Ruiz makes a face and nods as if to say this would be in the natural order of things. “Sure.”

“And the company has these?”

“In their files, I suppose. We always advised them to keep this kind of mail. That was the procedure so we could track past correspondence if anything happened.”

“Good advice.” Harry can’t believe his good luck. He wants the name of the custodian or clerk in charge of filing and maintaining executive death threats at Isotenics so he can serve the guy with a subpoena.

“There was one event that pushed ‘em to hire security for her,” says Ruiz.

“And what was that?” I ask.

“Some nut nailed her with a cream pie at a shareholders’ meeting a couple of years ago. That’s what got the company’s attention. The board of directors finally woke up and realized it could’ve just as easily been somebody with a gun. It was shortly after that they called us in and we got the nod to go to work.” Ruiz starts to see the implications for his case. When you’re charged with murder it never hurts to have a victim who wasn’t loved.
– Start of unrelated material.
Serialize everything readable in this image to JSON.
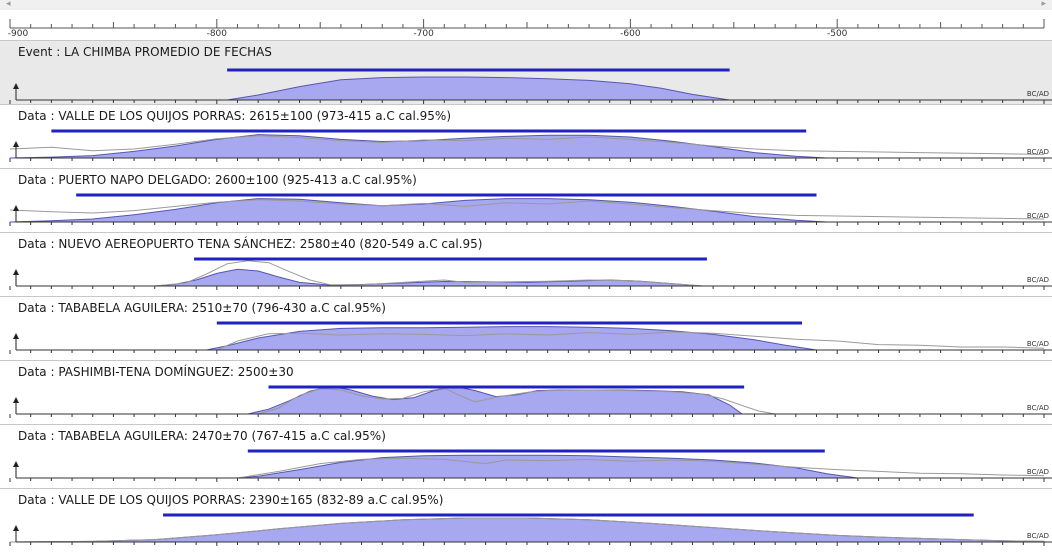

Besides the specter of a victimless crime, it increases the universe of possible perpetrators, hopefully to the point of confusion for the jury.

“Hell, if I had a dollar for every one of those letters came in, I could’ve quit and clipped coupons from a hammock on the beach two years ago,” says Ruiz. He is smiling now, warming to the idea that he is not alone in the universe of possible suspects.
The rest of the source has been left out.